Do Roles Speak Louder Than Numbers?

The $52 billion question looming large for the NPR and how to prepare the U.S. strategy for the 2010 RevCon: what are these things for? While the SPRC noted “the principal function of nuclear weapons has not changed in decades: deterrence” it was quickly explained that “the Commission takes a very broad view of the concept of deterrence, encompassing many elements.” Likewise, Laura Holgate noted the CFR Task Force “fails in what I believed was to have been its primary goal: to provide a clear and actionable statement of the purposes served by nuclear weapons.” In an effort to satisfy the President’s Prague object to reduce the role of nuclear weapons, many argue that the role should essentially be restricted to deterring the attack of nuclear weapons as seen in Daryl Kimball’s “Core Deterrence” concept, Joe Cirincione’s remarks in his interview with Daily Kos, and Scott Sagan’s article in Survival continuing his case for a No First Use.

Should such a policy be adopted, Josh Pollack explains in his recent Bulletin Article (and also see his related ACW post) the spillover benefits NFU could have for US nonproliferation policy:

How Americans conceive the role of nuclear weapons illuminates the role of nonproliferation in the eyes of a skeptical world. If Washington considers its nuclear arsenal suitable for coercing potential adversaries, then stopping the spread of nuclear weapons becomes an adjunct to the already considerable power of the United States. If, on the other hand, nuclear weapons come to play a strictly defensive role for the United States and its allies, then nonproliferation can be more readily appreciated as broadly in the common interest of humanity. Given the prominence of the United States in the international system, the role of U.S. nuclear weapons will strongly influence the Obama administration's chances of finding support for strengthened nonproliferation measures at the May 2010 NPT Review Conference in New York. If U.S. nuclear weapons are flaunted as instruments of coercion and emblems of might, then the states that have failed to observe the NPT's rules--North Korea and Iran--are likely to receive more sympathy from the "non-aligned" camp than otherwise would be the case. Their illicit activities will seem like natural responses to an overweening superpower that behaves as if it were a dissatisfied actor. But if it is known that U.S. nuclear weapons exist only for deterrence, then the U.S. case stands to receive the more understanding reception. Less is likely to be made of the failure of the recognized nuclear weapon states to move rapidly toward disarmament.

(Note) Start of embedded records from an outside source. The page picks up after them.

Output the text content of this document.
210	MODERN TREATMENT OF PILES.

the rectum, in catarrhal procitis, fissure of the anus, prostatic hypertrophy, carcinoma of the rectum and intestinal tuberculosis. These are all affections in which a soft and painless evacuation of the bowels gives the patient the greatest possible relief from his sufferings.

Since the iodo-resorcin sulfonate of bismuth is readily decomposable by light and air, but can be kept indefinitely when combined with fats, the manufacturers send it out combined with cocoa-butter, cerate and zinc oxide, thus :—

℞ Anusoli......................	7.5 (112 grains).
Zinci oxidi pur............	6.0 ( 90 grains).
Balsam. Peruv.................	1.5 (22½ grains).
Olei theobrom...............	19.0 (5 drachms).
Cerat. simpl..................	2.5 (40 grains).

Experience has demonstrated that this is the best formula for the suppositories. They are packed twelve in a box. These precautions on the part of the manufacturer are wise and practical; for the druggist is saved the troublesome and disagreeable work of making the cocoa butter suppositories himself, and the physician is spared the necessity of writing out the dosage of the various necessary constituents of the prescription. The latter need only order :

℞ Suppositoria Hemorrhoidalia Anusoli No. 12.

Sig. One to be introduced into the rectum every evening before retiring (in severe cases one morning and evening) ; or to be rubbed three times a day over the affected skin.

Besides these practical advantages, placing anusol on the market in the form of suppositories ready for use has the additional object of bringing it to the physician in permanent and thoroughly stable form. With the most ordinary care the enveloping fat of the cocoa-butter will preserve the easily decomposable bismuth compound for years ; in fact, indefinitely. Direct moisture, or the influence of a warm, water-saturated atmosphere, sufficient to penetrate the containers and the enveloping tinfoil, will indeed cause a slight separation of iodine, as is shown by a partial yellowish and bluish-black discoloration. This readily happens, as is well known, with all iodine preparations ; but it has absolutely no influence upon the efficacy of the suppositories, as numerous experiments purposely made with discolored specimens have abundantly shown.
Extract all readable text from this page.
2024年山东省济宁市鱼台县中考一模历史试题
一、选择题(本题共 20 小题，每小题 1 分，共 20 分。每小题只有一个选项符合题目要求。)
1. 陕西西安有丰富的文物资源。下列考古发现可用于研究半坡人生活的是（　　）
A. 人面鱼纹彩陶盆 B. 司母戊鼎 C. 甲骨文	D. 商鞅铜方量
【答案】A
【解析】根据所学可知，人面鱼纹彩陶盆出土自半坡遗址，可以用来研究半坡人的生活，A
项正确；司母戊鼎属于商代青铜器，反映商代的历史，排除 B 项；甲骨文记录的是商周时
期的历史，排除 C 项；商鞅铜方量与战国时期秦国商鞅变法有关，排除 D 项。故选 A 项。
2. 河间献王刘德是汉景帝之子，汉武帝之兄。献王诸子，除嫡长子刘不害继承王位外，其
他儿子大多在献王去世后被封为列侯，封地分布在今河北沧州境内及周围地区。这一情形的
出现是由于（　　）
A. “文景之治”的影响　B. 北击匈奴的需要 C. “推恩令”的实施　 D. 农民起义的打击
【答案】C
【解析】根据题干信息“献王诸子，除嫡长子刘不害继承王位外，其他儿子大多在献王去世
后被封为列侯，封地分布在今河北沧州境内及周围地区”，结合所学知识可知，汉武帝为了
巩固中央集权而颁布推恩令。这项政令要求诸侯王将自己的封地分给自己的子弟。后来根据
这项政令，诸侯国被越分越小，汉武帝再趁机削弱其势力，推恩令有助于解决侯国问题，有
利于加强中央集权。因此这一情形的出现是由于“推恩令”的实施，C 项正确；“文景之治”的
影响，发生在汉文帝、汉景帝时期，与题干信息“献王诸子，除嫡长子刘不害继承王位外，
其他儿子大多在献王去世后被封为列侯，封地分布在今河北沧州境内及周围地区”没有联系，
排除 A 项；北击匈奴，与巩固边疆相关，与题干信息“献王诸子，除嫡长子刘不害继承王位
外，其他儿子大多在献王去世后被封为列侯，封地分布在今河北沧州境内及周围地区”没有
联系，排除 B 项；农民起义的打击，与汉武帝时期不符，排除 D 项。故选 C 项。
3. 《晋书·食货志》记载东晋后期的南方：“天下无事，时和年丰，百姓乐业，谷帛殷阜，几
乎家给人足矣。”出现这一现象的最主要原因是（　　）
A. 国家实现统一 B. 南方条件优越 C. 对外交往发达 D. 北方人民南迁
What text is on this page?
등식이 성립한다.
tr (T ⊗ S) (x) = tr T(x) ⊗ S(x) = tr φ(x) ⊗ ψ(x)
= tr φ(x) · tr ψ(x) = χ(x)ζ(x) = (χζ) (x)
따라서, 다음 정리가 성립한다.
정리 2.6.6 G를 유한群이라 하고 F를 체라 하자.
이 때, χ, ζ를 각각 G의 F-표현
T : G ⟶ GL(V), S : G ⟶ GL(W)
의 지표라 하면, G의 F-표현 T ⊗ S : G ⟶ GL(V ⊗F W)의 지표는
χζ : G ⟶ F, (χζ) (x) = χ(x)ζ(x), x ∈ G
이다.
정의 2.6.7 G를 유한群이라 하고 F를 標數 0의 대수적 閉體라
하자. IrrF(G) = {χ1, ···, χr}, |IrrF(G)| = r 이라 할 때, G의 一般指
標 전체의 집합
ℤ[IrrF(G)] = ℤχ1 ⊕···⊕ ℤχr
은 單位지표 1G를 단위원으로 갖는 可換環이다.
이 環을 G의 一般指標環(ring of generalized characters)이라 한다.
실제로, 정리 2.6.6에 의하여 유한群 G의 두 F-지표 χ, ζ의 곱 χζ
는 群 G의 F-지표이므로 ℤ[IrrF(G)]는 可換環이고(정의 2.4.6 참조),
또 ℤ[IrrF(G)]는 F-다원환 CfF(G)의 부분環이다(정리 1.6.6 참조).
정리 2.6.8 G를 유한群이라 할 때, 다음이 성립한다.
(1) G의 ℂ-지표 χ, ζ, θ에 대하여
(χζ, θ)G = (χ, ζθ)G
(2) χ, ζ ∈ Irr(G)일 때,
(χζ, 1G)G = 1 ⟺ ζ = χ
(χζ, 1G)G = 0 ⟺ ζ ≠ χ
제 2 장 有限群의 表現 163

At first glance, it seems quite straightforward that reducing the role of nuclear weapons a la a No First Use policy should seen be a huge good faith effort on the part of the United States to comply with Article VI because reducing the role of nuclear weapons cuts to the core question of their purpose and NFU scales it back. Unfortunately, there are a couple of reasons to be skeptical of how many political pointsNFU may actually get us on the international stage, particuarly at the Review Conference:

First, it should not be automatically assumed that by declaring nuclear weapons are only defensive therefore nonproliferation will be “more readily appreciated as broadly in the common interest of humanity.” As a wealthy Western nation who has nuclear weapons and would probably top an Extremist Family Feud “Best Place to Detonate a WMD” survey of non-state actors, the U.S. obviously makes preventing other countries from going nuclear and stopping the spread of nuclear materials a top national security priority. However, for many other countries, including some of the key states that could put pressure on the Irans and North Koreas of the world, it is much less evident that they share the same degree of worry over the proliferation problem or more importantly that NFU would be the lever to change that. Furthermore, at the end of the day, NFU still essentially says that nukes deter nukes which may not do as much as advertised to underine their role as "emblems of might" given just how large of a defensive showstopper they could be.

Second, there’s no doubt NFU can’t hurt nonproliferation credibility with NAMesque stautes but it may just force them to turn their criticism elsewhere, particularly at the Review Conference where a "Final Document" requires consensus. Take force structure, for example. In explaining a feasible way to incorporate NFU into the NPR, Pollack rightly argues “the fulfillment of that pledge cannot rest too much on actual changes in force structure” given the bureaucratic obstacles in making large reduction at this time.  Rather than giving credit where it is due for a U.S. NFU pledge, issues like force structure may prove to be just one of many "yeah . . . but" talking points for the key states we are hoping will buy in to our nonproliferation efforts.  These states could very well may choose to emphasize how modest “New START” turns out to be and how the U.S. still has 1,500 (or thousands if you count them all) nuclear weapons, hasn’t ratified the CTBT, will pass a stockpile management program that will be spun as "new," still focuses way too much on nuclear deterrence even after what NFU peels off, etc. While the shift in tone from administrations can help lend credibility to the claim that we are actually trying to move towards article VI, it is interesting to note historically how little credit the P3 and Russia have gotten for what have been substantial reductions (75% reduction by the U.S. since 1990 according to one counting interpretation). While NFU perhaps should be a deal maker, the U.S. has to be prepared for the onslaught of other “deal breakers” that will still be touted to exist.